Vatican “In Pain” After Death Italian Coma Woman


By Stefan J. Bos, Worthy News Chief International Correspondent

Eluana Englaro had been in a vegetative state since she was in a car accident 17 years ago.

ROME/BUDAPEST (Worthy News) — The Vatican and several Italian church leaders expressed their pain Tuesday, February 10, about the sudden death of a 38-year-old woman who ignited a fierce right-to-die debate that divided Italy.

Eluana Englaro had been in a vegetative state since she was in a car accident 17 years ago.  She died late Monday, February 9, in a clinic in Udine, northern Italy, where she had been for the past week after all feeding and hydration was stopped, her family and attorney confirmed.

“Yes, she has left us,” the ANSA news agency quoted her father, Beppino Englaro, as saying. “But I don’t want to say anything, I just want to be alone.” Englaro’s death came as lawmakers in Parliament rushed to pass a bill designed to keep her alive. While her family had fought to have feeding tubes removed, the government of Silvio Berlusconi, backed by the Vatican, opposed the move which it said amounted to killing her.

The government passed an emergency decree Friday, February 6, to prevent Englaro from having her feeding tube disconnected. But the move led to a rare institutional crisis as the country’s president, Giorgio Napolitano, rejected it on the grounds it defied court rulings.

LONG BATTLE

Late last year, her father won a decade-long court battle to allow her feeding tube to be removed, saying that was her wish. In line with the high court ruling, medical workers on Friday, February 6,  began suspending her food and water. “The death of Eluana can only leave a shadow of sadness given the circumstances that surround it,” said Federico Lombardi, Vatican Spokesman and Director of Vatican Radio in a statement seen by Worthy News.  “But physical death never has the last word for Christians. Even in Eluana’s name, therefore, we will continue to search for the most effective ways to serve life,” he added.

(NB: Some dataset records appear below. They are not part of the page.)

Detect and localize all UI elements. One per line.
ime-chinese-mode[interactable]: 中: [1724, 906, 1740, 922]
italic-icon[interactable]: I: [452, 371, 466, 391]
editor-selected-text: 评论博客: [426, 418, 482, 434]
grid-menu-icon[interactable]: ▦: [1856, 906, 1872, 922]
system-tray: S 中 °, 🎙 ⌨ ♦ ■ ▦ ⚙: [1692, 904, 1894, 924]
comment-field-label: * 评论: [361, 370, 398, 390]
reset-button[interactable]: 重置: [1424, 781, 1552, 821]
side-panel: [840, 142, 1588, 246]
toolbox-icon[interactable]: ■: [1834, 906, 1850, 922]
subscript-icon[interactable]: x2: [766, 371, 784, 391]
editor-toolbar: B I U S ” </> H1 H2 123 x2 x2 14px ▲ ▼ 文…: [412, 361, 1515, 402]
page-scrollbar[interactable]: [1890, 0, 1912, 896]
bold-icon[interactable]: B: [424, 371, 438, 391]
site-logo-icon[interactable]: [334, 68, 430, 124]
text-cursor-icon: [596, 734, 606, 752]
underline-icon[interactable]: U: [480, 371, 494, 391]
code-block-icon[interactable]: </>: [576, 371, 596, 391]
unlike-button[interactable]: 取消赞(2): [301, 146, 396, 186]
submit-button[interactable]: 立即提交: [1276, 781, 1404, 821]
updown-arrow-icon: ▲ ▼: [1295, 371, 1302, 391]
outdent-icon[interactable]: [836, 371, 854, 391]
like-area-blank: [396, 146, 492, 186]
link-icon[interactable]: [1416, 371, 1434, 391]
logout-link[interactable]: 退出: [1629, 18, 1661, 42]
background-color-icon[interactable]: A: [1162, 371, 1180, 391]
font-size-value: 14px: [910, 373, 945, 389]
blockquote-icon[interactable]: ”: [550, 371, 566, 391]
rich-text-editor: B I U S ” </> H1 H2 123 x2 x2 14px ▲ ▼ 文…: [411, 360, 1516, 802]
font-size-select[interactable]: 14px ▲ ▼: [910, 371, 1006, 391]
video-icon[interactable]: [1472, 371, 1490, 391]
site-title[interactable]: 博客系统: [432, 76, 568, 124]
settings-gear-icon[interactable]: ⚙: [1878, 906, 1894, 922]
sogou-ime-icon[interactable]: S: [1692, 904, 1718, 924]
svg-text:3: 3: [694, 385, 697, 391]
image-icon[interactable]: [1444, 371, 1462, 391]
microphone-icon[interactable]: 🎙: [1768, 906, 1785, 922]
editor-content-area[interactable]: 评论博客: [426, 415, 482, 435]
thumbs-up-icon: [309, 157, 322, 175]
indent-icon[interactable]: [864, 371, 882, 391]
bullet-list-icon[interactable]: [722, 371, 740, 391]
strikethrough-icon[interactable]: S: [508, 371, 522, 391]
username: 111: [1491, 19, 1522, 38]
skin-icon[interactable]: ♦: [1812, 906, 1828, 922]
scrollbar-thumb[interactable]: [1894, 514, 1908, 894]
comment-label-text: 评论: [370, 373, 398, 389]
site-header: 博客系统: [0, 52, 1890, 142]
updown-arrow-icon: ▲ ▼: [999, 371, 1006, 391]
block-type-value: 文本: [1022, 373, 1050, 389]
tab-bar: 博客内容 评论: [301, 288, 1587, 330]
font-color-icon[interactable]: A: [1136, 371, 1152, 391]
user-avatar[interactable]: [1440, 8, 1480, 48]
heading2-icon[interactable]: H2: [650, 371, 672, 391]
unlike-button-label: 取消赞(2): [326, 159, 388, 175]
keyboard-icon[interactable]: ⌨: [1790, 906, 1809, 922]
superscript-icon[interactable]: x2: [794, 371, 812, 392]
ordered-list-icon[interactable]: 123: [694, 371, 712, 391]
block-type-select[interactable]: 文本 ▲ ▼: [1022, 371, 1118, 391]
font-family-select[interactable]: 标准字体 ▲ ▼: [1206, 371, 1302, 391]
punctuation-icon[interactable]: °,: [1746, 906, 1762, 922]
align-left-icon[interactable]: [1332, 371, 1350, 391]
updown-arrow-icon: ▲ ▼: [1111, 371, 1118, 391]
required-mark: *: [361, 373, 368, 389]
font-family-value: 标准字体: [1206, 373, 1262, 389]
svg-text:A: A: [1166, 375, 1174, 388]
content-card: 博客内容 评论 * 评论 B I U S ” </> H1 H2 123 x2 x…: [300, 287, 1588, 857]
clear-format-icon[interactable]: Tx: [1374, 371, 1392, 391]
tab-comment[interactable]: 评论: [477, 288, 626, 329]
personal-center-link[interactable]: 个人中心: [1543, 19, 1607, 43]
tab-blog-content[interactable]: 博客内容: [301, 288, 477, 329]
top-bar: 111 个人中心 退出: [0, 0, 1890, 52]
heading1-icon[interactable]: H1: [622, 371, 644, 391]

The Englaro case has drawn comparisons with that of Terri Schiavo, the American woman who died after she was disconnected from life support in 2005 at the request of her husband, amid a heated right-to-die debate. Supporters of the deaths of both women, and some doctors, said their coma situations were “irreversible.”

However pro-life activists have pointed out to examples such as Jan

Grzebski credits his survival to the care of his wife Gertruda.

Grzebski, a Polish railway worker from the Polish town of Dzialdowo, who was in a coma for 19 years after being hit by a train in 1988, although some blamed his situation on a brain tumor.

LIFE SUPPORT

He was kept on life support at the request of his praying family and woke up at the age of 65 after almost two decades in 2007, instantly becoming a part of medical history.

When Grzebski went into a coma, Poland was still ruled by its last Communist leader, Wojciech Jaruzelski.  “When I went into a coma there was only tea and vinegar in the shops, meat was rationed and huge petrol queues were everywhere.”

Soon after,  Communism collapsed and the country embraced a free market economy. “Now I see people on the streets with mobile phones and there are so many goods in the shops it makes my head spin,” he told Polish television about his country, that meanwhile became a member of the European Union and the North Atlantic Treaty Alliance.

He credited his survival to his wife, Gertruda, who cared for him. Doctors gave him only two or three years to live after the accident.  “It was Gertruda that saved me, and I’ll never forget it,” Grzebski told news channel TVN24 of his recovery. His wife said  she moved her husband every hour to prevent bed sores. “I cried a lot, and I prayed a lot,” she said on Polsat television. “Those who came to see us kept asking: ‘When is he going to die?’ But he’s not dead.”

Grzesbski eventually died in December 2008, apparently because of heart failure, after spending over one and a half year with his wife, and seeing his four children and 11 grand children.

While some doctors questioned whether the much younger Italian woman who died Monday, February 9, would have been able to come out of her coma, others regard her death as murder.

SUDDEN DEATH

“This sudden death, when just this morning the experts said her conditions were stable, is perplexing,” reportedly said Dr. Gianluigi Gigli, a neurologist at the University of Udine who had supported the government’s efforts to keep her alive.

Rome’s right-wing mayor, Gianni Alemanno, announced the Colosseum would be lit all night Tuesday, February 10, in a sign of mourning for “a life that could have and should have been saved.”

The Colosseum has become a symbol of Italy’s fight against capital punishment. Since 1999, it has been lit up every time a death sentence is commuted somewhere in the world or a country abolishes capital punishment.

Government officials reportedly vowed to pass the legislation against active euthanasia, even though it was too late to save Englaro. “I hope the Senate can proceed on the established calendar so that this sacrifice wasn’t completely in vain,” Health Minister Maurizio Sacconi told the Senate minutes after the death was announced.

Left wing politicians expressed outrage over his remarks, saying the wishes of the family should be respected.